UK Medical Research Council and Indian Department of Biotechnology.
Journal Article
Repeat placental growth factor-based testing in women with suspected preterm pre-eclampsia (PARROT-2): a multicentre, parallel-group, superiority, randomised controlled trial
2024
Placental growth factor (PlGF)-based testing has high diagnostic accuracy for predicting pre-eclampsia needing delivery, significantly reducing time to diagnosis and severe maternal adverse outcomes. The clinical benefit of repeat PlGF-based testing is unclear. We aimed to determine whether repeat PlGF-based testing (using a clinical management algorithm and nationally recommended thresholds) reduces adverse perinatal outcomes in pregnant individuals with suspected preterm pre-eclampsia.

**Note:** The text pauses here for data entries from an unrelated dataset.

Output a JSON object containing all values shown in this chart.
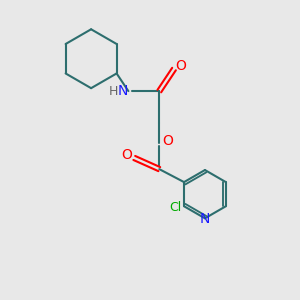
{
  "background_color": "#e8e8e8",
  "bond_color": "#2d6e6e",
  "bond_width": 1.5,
  "N_color": "#1a1aff",
  "O_color": "#ff0000",
  "Cl_color": "#00aa00",
  "figsize": [
    3.0,
    3.0
  ],
  "dpi": 100,
  "xlim": [
    0,
    10
  ],
  "ylim": [
    0,
    10
  ]
}
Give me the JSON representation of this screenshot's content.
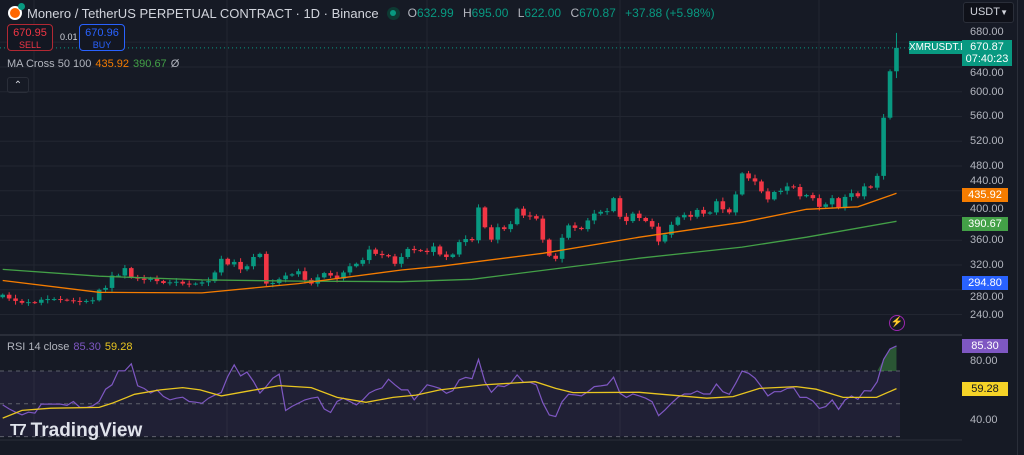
{
  "header": {
    "title": "Monero / TetherUS PERPETUAL CONTRACT · 1D · Binance",
    "ohlc": {
      "o_label": "O",
      "o": "632.99",
      "h_label": "H",
      "h": "695.00",
      "l_label": "L",
      "l": "622.00",
      "c_label": "C",
      "c": "670.87",
      "change": "+37.88 (+5.98%)"
    }
  },
  "trade": {
    "sell_price": "670.95",
    "sell_label": "SELL",
    "spread": "0.01",
    "buy_price": "670.96",
    "buy_label": "BUY"
  },
  "indicators": {
    "ma_label": "MA Cross 50 100",
    "ma50": "435.92",
    "ma100": "390.67",
    "ma_extra": "Ø",
    "rsi_label": "RSI 14 close",
    "rsi": "85.30",
    "rsi_ma": "59.28"
  },
  "collapse_icon": "chevron-up-icon",
  "currency": "USDT",
  "price_tag": {
    "symbol": "XMRUSDT.P",
    "price": "670.87",
    "countdown": "07:40:23"
  },
  "badges": {
    "ma50": "435.92",
    "ma100": "390.67",
    "blue": "294.80",
    "rsi": "85.30",
    "rsi_ma": "59.28"
  },
  "watermark": "TradingView",
  "colors": {
    "up": "#089981",
    "down": "#f23645",
    "ma50": "#f57c00",
    "ma100": "#43a047",
    "rsi": "#7e57c2",
    "rsi_ma": "#e8c520",
    "background": "#161a25"
  },
  "chart_data": {
    "type": "candlestick",
    "grid": true,
    "price_axis": {
      "ticks": [
        "680.00",
        "640.00",
        "600.00",
        "560.00",
        "520.00",
        "480.00",
        "440.00",
        "400.00",
        "360.00",
        "320.00",
        "280.00",
        "240.00"
      ],
      "ylim": [
        230,
        700
      ]
    },
    "first_open": 268,
    "closes": [
      272,
      266,
      262,
      259,
      260,
      259,
      264,
      265,
      265,
      264,
      263,
      262,
      261,
      262,
      263,
      280,
      283,
      303,
      303,
      315,
      300,
      298,
      296,
      298,
      294,
      291,
      292,
      293,
      290,
      289,
      290,
      292,
      294,
      308,
      330,
      321,
      325,
      313,
      318,
      333,
      338,
      290,
      291,
      297,
      303,
      305,
      310,
      296,
      290,
      300,
      307,
      303,
      298,
      308,
      318,
      322,
      328,
      345,
      338,
      336,
      334,
      322,
      333,
      346,
      344,
      343,
      341,
      350,
      337,
      333,
      337,
      357,
      362,
      360,
      413,
      381,
      361,
      381,
      378,
      386,
      411,
      400,
      399,
      395,
      361,
      335,
      330,
      364,
      384,
      380,
      378,
      392,
      403,
      406,
      407,
      428,
      398,
      391,
      403,
      396,
      391,
      382,
      358,
      369,
      385,
      397,
      401,
      398,
      409,
      403,
      405,
      423,
      410,
      405,
      434,
      468,
      460,
      455,
      439,
      426,
      438,
      440,
      447,
      446,
      431,
      433,
      428,
      414,
      418,
      428,
      412,
      430,
      436,
      431,
      447,
      445,
      464,
      558,
      633,
      670.87
    ],
    "last_candle": {
      "open": 632.99,
      "high": 695.0,
      "low": 622.0,
      "close": 670.87
    },
    "ma50": [
      [
        0,
        295
      ],
      [
        15,
        276
      ],
      [
        31,
        275
      ],
      [
        46,
        290
      ],
      [
        62,
        312
      ],
      [
        68,
        318
      ],
      [
        84,
        339
      ],
      [
        99,
        365
      ],
      [
        115,
        389
      ],
      [
        125,
        410
      ],
      [
        133,
        414
      ],
      [
        139,
        435.92
      ]
    ],
    "ma100": [
      [
        0,
        313
      ],
      [
        15,
        302
      ],
      [
        31,
        296
      ],
      [
        46,
        294
      ],
      [
        62,
        293
      ],
      [
        73,
        297
      ],
      [
        99,
        331
      ],
      [
        115,
        349
      ],
      [
        125,
        365
      ],
      [
        139,
        390.67
      ]
    ],
    "rsi_axis": {
      "ticks": [
        "80.00",
        "40.00"
      ],
      "bands": [
        70,
        50,
        30
      ]
    },
    "rsi": [
      49.3,
      46.9,
      44.9,
      43.3,
      44.9,
      44.3,
      49.8,
      49.8,
      49.8,
      49.8,
      49,
      51.4,
      47.8,
      47.8,
      48.8,
      51.4,
      58.9,
      61.6,
      70.1,
      70.1,
      74.4,
      61,
      59.3,
      56.5,
      58.5,
      54.5,
      52.4,
      53.4,
      54,
      51.4,
      51,
      50.3,
      53.4,
      55.3,
      56.9,
      66.6,
      73.8,
      67,
      69.3,
      63.6,
      56.5,
      60.6,
      65.6,
      68.1,
      45.9,
      48.4,
      50.4,
      52.4,
      53.4,
      54,
      46.9,
      44.7,
      51.4,
      53.4,
      51.4,
      49.3,
      52.4,
      56.5,
      58.5,
      59.7,
      65,
      61.6,
      58.5,
      58.5,
      52.4,
      56.9,
      61.6,
      60.6,
      59.4,
      56.4,
      58,
      64.5,
      66.1,
      65.3,
      77.1,
      63.5,
      57,
      61.1,
      60.5,
      62.5,
      67.6,
      63.1,
      63.1,
      61.5,
      50.7,
      43.2,
      42.2,
      51.3,
      55.8,
      55.4,
      54.8,
      57.4,
      60.5,
      60.9,
      61.5,
      66.2,
      56.4,
      53.9,
      56,
      54.8,
      53.4,
      51.3,
      42.8,
      46.3,
      50.3,
      53.9,
      56,
      56,
      57.8,
      56,
      56,
      62.1,
      57.4,
      55.8,
      62.5,
      70,
      68.6,
      65.6,
      60.5,
      54.8,
      57.4,
      57.4,
      59.4,
      59.8,
      53.9,
      53.9,
      51.7,
      47.2,
      48.3,
      52.3,
      46.6,
      52.3,
      54.8,
      52.7,
      58,
      57.8,
      63.5,
      77.1,
      83.4,
      85.3
    ],
    "rsi_ma": [
      [
        0,
        41.3
      ],
      [
        3,
        46
      ],
      [
        7.5,
        47.3
      ],
      [
        15,
        47.8
      ],
      [
        17,
        50.3
      ],
      [
        20.5,
        55.8
      ],
      [
        24.5,
        58.5
      ],
      [
        28,
        59.9
      ],
      [
        30.7,
        58.5
      ],
      [
        34,
        54.8
      ],
      [
        38.5,
        58
      ],
      [
        43,
        61.1
      ],
      [
        48,
        59.9
      ],
      [
        52,
        53.9
      ],
      [
        56.5,
        50.9
      ],
      [
        60.7,
        53.9
      ],
      [
        64.3,
        55.3
      ],
      [
        68,
        58.5
      ],
      [
        74.7,
        61.5
      ],
      [
        82.8,
        63.5
      ],
      [
        86,
        59.4
      ],
      [
        88.7,
        56.8
      ],
      [
        99,
        57
      ],
      [
        109.5,
        53.4
      ],
      [
        113.6,
        54.4
      ],
      [
        117.7,
        59.4
      ],
      [
        123.4,
        60.5
      ],
      [
        126.5,
        58.9
      ],
      [
        130.7,
        53.9
      ],
      [
        135.9,
        53.9
      ],
      [
        139,
        59.28
      ]
    ]
  }
}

In this multicentre, parallel-group, superiority, randomised controlled trial, done in 22 maternity units across England, Scotland, and Wales, we recruited women aged 18 years or older with suspected pre-eclampsia between 22 weeks and 0 days of gestation and 35 weeks and 6 days of gestation. Women were randomly assigned (1:1) to revealed repeat PlGF-based testing or concealed repeat testing with usual care. The intervention was not masked to women or partners, or clinicians or data collectors, due to the nature of the trial. The trial statistician was masked to intervention allocation. The primary outcome was a perinatal composite of stillbirth, early neonatal death, or neonatal unit admission. The primary analysis was by the intention-to-treat principle, with a per-protocol analysis restricted to women managed according to their allocation group. The trial was prospectively registered with the ISRCTN registry, ISRCTN 85912420.
Between Dec 17, 2019, and Sept 30, 2022, 1253 pregnant women were recruited and randomly assigned treatment; one patient was excluded due to randomisation error. 625 women were allocated to revealed repeat PlGF-based testing and 627 women were allocated to usual care with concealed repeat PlGF-based testing (mean age 32·3 [SD 5·7] years; 879 [70%] white). One woman in the concealed repeat PlGF-based testing group was lost to follow-up. There was no significant difference in the primary perinatal composite outcome between the revealed repeat PlGF-based testing group (195 [31·2%]) of 625 women) compared with the concealed repeat PlGF-based testing group (174 [27·8%] of 626 women; relative risk 1·21 [95% CI 0·95–1·33]; p=0·18). The results from the per-protocol analysis were similar. There were four serious adverse events in the revealed repeat PlGF-based testing group and six in the concealed repeat PlGF-based testing group; all serious adverse events were deemed unrelated to the intervention by the site principal investigators and chief investigator.
Repeat PlGF-based testing in pregnant women with suspected pre-eclampsia was not associated with improved perinatal outcomes. In a high-income setting with a low prevalence of adverse outcomes, universal, routine repeat PlGF-based testing of all individuals with suspected pre-eclampsia is not recommended.
Tommy's Charity, Jon Moulton Charitable Trust, and National Institute for Health and Care Research Guy's and St Thomas' Biomedical Research Centre.